Alexa tidak pernah menyangka hidupnya akan berubah dalam satu malam. Tanpa pilihan, ia harus menikah dengan Angkasa-pria yang nyaris asing baginya. Bukan karena permintaan keluarga, bukan pula karena cinta, tetapi karena sebuah alasan yang tak bisa dijelaskan.
Alexa terjebak dalam kehidupan yang tak pernah ia inginkan, tapi semakin ia mencoba memahami pria itu, semakin banyak hal yang tak masuk akal dalam pernikahan mereka.
Di balik sorot mata tajam Angkasa, ada sesuatu yang tersembunyi. Sebuah kebenaran yang perlahan mulai terungkap. Saat Alexa mulai menerima takdirnya, ia menyadari bahwa pernikahan ini bukan sekadar ikatan biasa-ada janji yang harus ditepati, ada masa lalu yang belum selesai.
Namun, ketika semuanya mulai masuk akal, datanglah pilihan: bertahan dalam pernikahan yang penuh teka-teki atau melepaskan segalanya dan menghadapi konsekuensinya.
Di bawah langit yang sama, akankah hati mereka menemukan jalan untuk saling memahami? Atau pernikahan ini hanya menjadi awal da
Karya ini diterbitkan atas izin NovelToon vin97, isi konten hanyalah pandangan pribadi pembuatnya, tidak mewakili NovelToon sendiri
Malam Gelap di Balik Pekerjaan Baru
Setelah meninggalkan sekolah, Alexa tak lagi punya tujuan. Ia tak memiliki pekerjaan, dan harus mencari pekerjaan segera mungkin. Sang ibu tidak tau jika Alexa telah diberhentikan dari sekolah.

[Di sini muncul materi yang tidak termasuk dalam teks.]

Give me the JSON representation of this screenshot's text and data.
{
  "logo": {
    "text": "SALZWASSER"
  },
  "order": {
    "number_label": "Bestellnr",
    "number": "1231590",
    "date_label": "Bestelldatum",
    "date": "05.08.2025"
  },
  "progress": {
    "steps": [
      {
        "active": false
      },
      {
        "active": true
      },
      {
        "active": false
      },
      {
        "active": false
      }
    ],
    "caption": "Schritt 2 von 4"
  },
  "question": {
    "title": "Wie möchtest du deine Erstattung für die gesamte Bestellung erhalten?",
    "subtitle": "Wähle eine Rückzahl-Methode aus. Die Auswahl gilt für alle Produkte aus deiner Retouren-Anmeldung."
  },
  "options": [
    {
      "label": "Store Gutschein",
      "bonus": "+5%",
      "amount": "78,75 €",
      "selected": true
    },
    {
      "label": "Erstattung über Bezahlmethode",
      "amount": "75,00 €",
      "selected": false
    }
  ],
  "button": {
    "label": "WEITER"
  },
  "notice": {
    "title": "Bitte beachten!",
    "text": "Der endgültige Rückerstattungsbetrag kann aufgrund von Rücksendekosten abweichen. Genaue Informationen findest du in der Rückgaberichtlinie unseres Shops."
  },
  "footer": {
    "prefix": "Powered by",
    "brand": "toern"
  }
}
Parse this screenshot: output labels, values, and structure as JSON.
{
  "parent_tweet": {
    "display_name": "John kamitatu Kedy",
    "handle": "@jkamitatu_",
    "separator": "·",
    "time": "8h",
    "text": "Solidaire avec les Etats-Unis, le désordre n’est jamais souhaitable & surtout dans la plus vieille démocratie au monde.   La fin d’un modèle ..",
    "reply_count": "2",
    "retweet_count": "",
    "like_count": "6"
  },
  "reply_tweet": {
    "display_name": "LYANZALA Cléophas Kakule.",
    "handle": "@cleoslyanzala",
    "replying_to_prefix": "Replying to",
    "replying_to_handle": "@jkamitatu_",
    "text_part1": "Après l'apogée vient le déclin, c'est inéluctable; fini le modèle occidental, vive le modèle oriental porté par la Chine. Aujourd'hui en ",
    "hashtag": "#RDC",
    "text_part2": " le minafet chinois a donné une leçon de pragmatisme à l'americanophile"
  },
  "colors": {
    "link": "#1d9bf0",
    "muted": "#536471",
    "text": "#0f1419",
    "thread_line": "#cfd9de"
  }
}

Alexa mencoba mencari pekerjaan yang sesuai dengannya, ia sadar bahwa pendidikannya menjadi patokan utama untuk bekerja.
Alexa juga sudah mencoba menghubungi teman-temannya.
"Maaf Alexa, saat ini belum ada"
"Wah.. Alexa, kayaknya syaratnya gak sesuai untuk kamu."
"Kita disini butuhnya minimal D1" ucap temannya dibalik telepon.
"Baiklah gina.. gak papa. Terima kasih ya" ucap Alexa.
Alexa tak pantang menyerah,ia tetap mencari pekerjaan.
Disisilain ia tak ingin berlama-lama membohongi sang ibu. Setiap hari ia tetap keluar dijam 7 pagi seakan ia pergi mengajar dan pulang jam 2.
Sudah seminggu hal itu dilakukan oleh Alexa.
"Hallo al.."
"Aku dengar kamu lagi cari pekerjaan ?" Tanya Fitri.
Alexa tampak senang, seakan mendapat secercah harapan.
"Iya fit.. kamu ada ?" Tanyanya.
"Em.. tapi aku gak yakin kamu mau" ucap Fitri dengan ragu.
"Memangnya pekerjaan apa Fit ? Selagi bukan pekerjaan yang aneh, aku mau aja kok" ucap Alexa.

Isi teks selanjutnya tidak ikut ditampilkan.